In August, 2009, the Ninth Circuit decided en banc by 9-2 that a California resident Claude Cassirer can sue Spain to recover his grandmother’s oil painting "Rue Saint-Honore, apres-midi, effet de pluie," painted by the French impressionist Camille Pissarro and taken by the Nazi government. (Cassirer v. Kingdom of Spain, 2010 U.S. App. 2010 WL 3169570 (9th Cir. 2010).)  The court rejected Spain’s defense, holding that the defendants cannot claim a sovereign immunity from suit in the U.S. under the Foreign Sovereign Immunities Act ("FSIA").

The plaintiff’s grandmother, Lilly Cassirer, owned the painting in Germany. After the World War II started, being threatened as a German Jew, she had to leave the country and "sell" the painting without being paid. The Gestapo of the Nazi government eventually confiscated the painting, which was purchased by several collectors and ended up in the hand of the Thyssen-Bornemisza Collection Foundation, an instrumentality of Spain. When the plaintiff Claude Cassirer discovered in 2000 that the painting was displayed at the Madrid museum, he asked the Spanish government to return it, but the request was refused.

He sued Spain and the Foundation in the U.S. district court of California in 2005, seeking return of the painting or recovery of damages for conversion. In response, Spain and the Foundation filed a motion to dismiss, claiming that the plaintiff cannot sue them under the FSIA. The FSIA makes a foreign country immune from the jurisdiction of the U.S. courts unless an exception applies. (28 U.S.C. §§ 1602, 1604.) The only pertinent exception in this case is provided by section 1605(a)(3), "takings exception," where a foreign state is not immune if "right in property [was] taken in violation of international law . . . and that property . . . is owned or operated by an agency or instrumentality of the foreign state and that agency or instrumentality is engaged in a commercial activity in the United States." (28 U.S.C. § 1605(a)(3).)  Against this background, the Ninth Circuit focused on three issues.

(1) Does the FSIA’s takings exception apply to Spain, which did not expropriate the property?

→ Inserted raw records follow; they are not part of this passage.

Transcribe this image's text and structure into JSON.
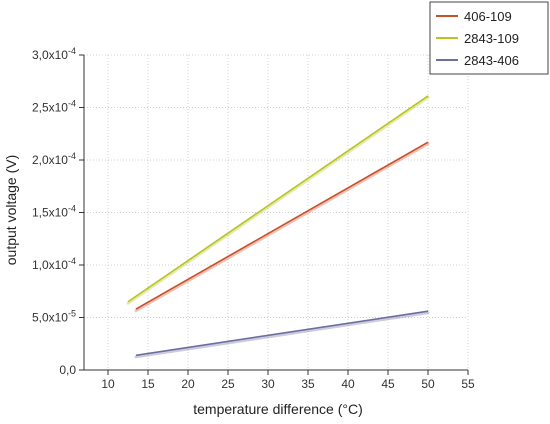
{
  "chart_data": {
    "type": "line",
    "title": "",
    "xlabel": "temperature difference (°C)",
    "ylabel": "output voltage (V)",
    "xlim": [
      7,
      55
    ],
    "ylim": [
      0,
      0.0003
    ],
    "x_ticks": [
      10,
      15,
      20,
      25,
      30,
      35,
      40,
      45,
      50,
      55
    ],
    "x_tick_labels": [
      "10",
      "15",
      "20",
      "25",
      "30",
      "35",
      "40",
      "45",
      "50",
      "55"
    ],
    "y_ticks": [
      0,
      5e-05,
      0.0001,
      0.00015,
      0.0002,
      0.00025,
      0.0003
    ],
    "y_tick_labels": [
      {
        "base": "0,0",
        "exp": ""
      },
      {
        "base": "5,0x10",
        "exp": "-5"
      },
      {
        "base": "1,0x10",
        "exp": "-4"
      },
      {
        "base": "1,5x10",
        "exp": "-4"
      },
      {
        "base": "2,0x10",
        "exp": "-4"
      },
      {
        "base": "2,5x10",
        "exp": "-4"
      },
      {
        "base": "3,0x10",
        "exp": "-4"
      }
    ],
    "grid": true,
    "legend_position": "top-right",
    "series": [
      {
        "name": "406-109",
        "color": "#c8502a",
        "x": [
          13.5,
          50
        ],
        "y": [
          5.8e-05,
          0.000217
        ]
      },
      {
        "name": "2843-109",
        "color": "#b8c420",
        "x": [
          12.5,
          50
        ],
        "y": [
          6.5e-05,
          0.000261
        ]
      },
      {
        "name": "2843-406",
        "color": "#6d6ea0",
        "x": [
          13.5,
          50
        ],
        "y": [
          1.4e-05,
          5.6e-05
        ]
      }
    ]
  }
}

The court dismissed the defendants’ argument that the takings exception does not apply to Spain, which subsequently purchased the painting. The court reasoned that the plain language of section 1605(a)(3) does not require that defendant foreign state be the entity that took the property in violation of international law. The court pointed out that the textual passive voice "property taken in violation of international law" focuses on an event without regard to a specific foreign country that took the property. In addition, it briefly examined Congress’ intention in legislating the FSIA, and concluded that the purpose of the FSIA buttresses the plain meaning of the text.

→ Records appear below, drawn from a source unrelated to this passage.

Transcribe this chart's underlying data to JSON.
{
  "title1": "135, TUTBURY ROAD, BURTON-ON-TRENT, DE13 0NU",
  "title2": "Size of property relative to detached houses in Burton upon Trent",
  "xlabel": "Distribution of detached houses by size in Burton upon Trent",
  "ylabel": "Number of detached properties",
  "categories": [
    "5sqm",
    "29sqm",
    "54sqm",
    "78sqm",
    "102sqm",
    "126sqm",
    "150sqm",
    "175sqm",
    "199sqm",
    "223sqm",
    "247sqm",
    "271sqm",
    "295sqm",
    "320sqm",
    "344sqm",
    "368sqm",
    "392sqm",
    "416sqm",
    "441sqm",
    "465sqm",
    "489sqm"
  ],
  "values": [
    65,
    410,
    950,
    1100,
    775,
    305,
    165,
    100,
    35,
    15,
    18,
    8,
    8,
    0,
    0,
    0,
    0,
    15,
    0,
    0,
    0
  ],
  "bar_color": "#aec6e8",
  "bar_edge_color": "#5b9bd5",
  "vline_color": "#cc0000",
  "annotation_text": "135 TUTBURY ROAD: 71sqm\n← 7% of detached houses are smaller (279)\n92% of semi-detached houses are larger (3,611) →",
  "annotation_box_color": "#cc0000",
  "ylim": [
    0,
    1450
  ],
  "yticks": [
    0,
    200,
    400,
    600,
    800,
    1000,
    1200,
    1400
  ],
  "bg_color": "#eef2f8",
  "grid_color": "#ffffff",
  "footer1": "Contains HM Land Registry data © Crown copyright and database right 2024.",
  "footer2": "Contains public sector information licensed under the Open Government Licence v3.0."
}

(2) Was the Foundation engaged in sufficient commercial activities in the U.S.?

The court also dismissed another claim by the defendants that the Foundation’s activities in the U.S. were de minimis and in lack of the requisite connection to the property. The court stated that the Foundation engaged in many commercial activities in the U.S., including buying books, selling the museum’s products, and advertizing the museum. Again, the court looked to the plain language of section 1605(a)(3), and held that the clause does not require plaintiff’s claim to arise out of specific activity involving the property in the U.S., unlike the traditional concepts of specific personal jurisdiction.

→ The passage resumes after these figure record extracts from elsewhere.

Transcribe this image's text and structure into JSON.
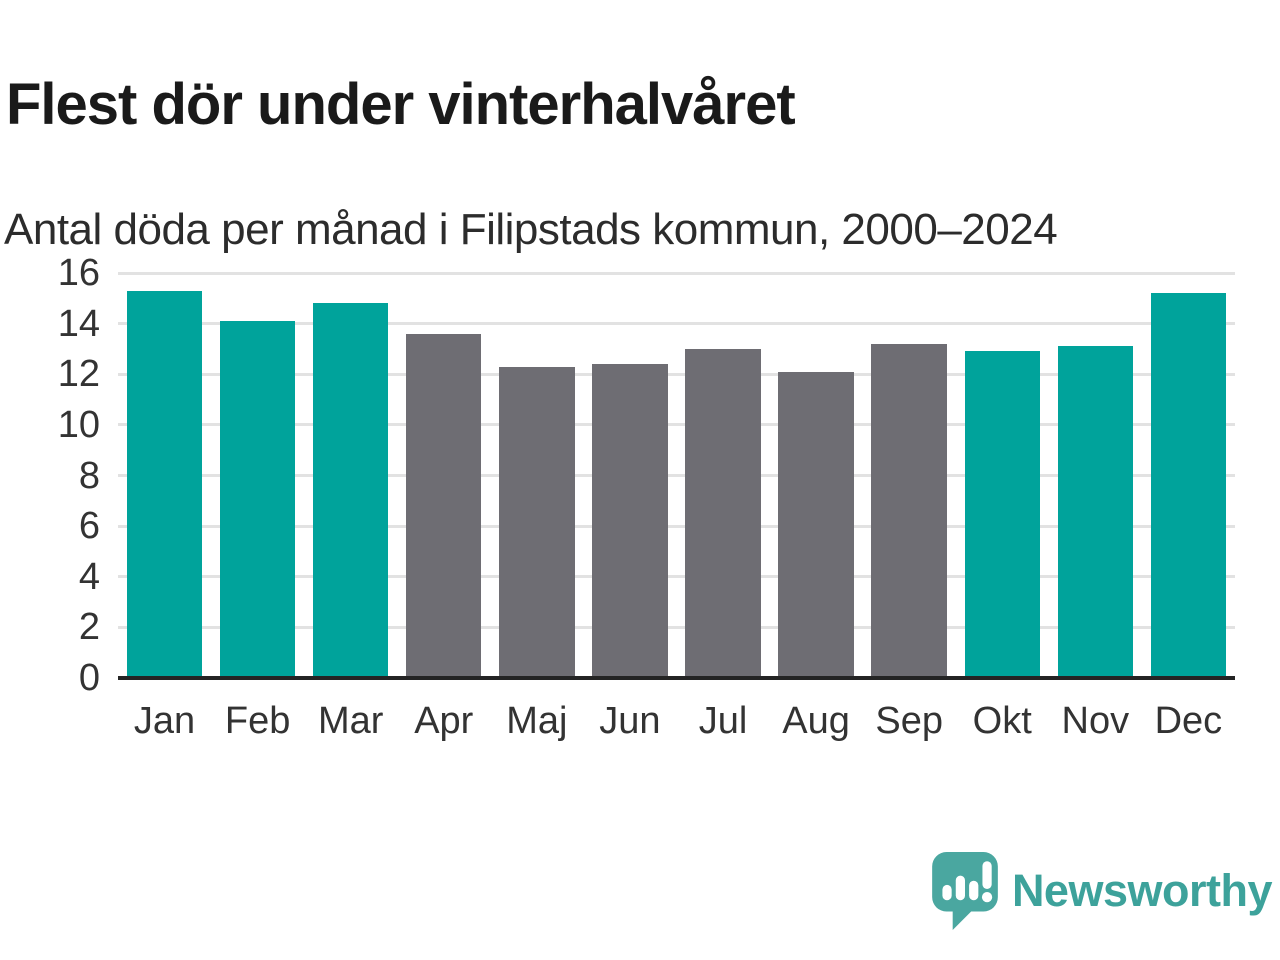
{
  "title": "Flest dör under vinterhalvåret",
  "subtitle": "Antal döda per månad i Filipstads kommun, 2000–2024",
  "chart_data": {
    "type": "bar",
    "title": "Flest dör under vinterhalvåret",
    "subtitle": "Antal döda per månad i Filipstads kommun, 2000–2024",
    "categories": [
      "Jan",
      "Feb",
      "Mar",
      "Apr",
      "Maj",
      "Jun",
      "Jul",
      "Aug",
      "Sep",
      "Okt",
      "Nov",
      "Dec"
    ],
    "values": [
      15.3,
      14.1,
      14.8,
      13.6,
      12.3,
      12.4,
      13.0,
      12.1,
      13.2,
      12.9,
      13.1,
      15.2
    ],
    "bar_groups": [
      "winter",
      "winter",
      "winter",
      "summer",
      "summer",
      "summer",
      "summer",
      "summer",
      "summer",
      "winter",
      "winter",
      "winter"
    ],
    "xlabel": "",
    "ylabel": "",
    "ylim": [
      0,
      16
    ],
    "yticks": [
      0,
      2,
      4,
      6,
      8,
      10,
      12,
      14,
      16
    ],
    "grid": true,
    "legend": "none"
  },
  "colors": {
    "winter_bar": "#00a39b",
    "summer_bar": "#6e6d73",
    "gridline": "#e2e2e2",
    "axis_line": "#242424",
    "tick_text": "#333333",
    "title_text": "#1a1a1a",
    "subtitle_text": "#2c2c2c",
    "brand_teal": "#3da29b",
    "brand_bubble": "#4aa7a0"
  },
  "branding": {
    "logo_text": "Newsworthy",
    "logo_icon": "speech-bubble-bar-chart-icon"
  }
}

(3) Is the plaintiff required to exhaust judicial remedies in Spain before suing in the U.S.?

Further, the court dismissed Spain’s claim that the plaintiff is required to exhaust judicial remedies available in local jurisdiction (here Spain or Germany) before the court may determine whether Spain is immune from suit. The court relied on the plain language of section 1605(a)(3) to conclude that the text does not contain such requirement. The general rule is that judicial discretion governs where Congress has not clearly required exhaustion, the court stated.

Accordingly, the Ninth Circuit concluded that the defendants are not immune from a suit, and the courts in the U.S. entertain subject matter jurisdiction over them. Beyond that, the court expressed no opinion, leaving the decisions to the district court. 


Two judges disagreed with the majority, reasoning that a taking by the Nazi government in violation of international law does not invoke waiver of sovereign immunity by Spain. As opposed to the majority’s opinion, the dissents think that the plain meaning of the statutory text is ambiguous, which demands more exacting statutory interpretation than the majority did. For example, they stated that the statute should not be construed in a way to violate the Due Process Clause of the U.S. Constitution or international law, as done by the majority. Further, for policy reason, the dissents expressed concern of numerous lawsuits as a consequence of allowing jurisdiction over any foreign state that possesses property that was previously taken by another state in violation of international law. They were also concerned about diplomatic implications by letting Spain suffer loss of its sovereign immunity.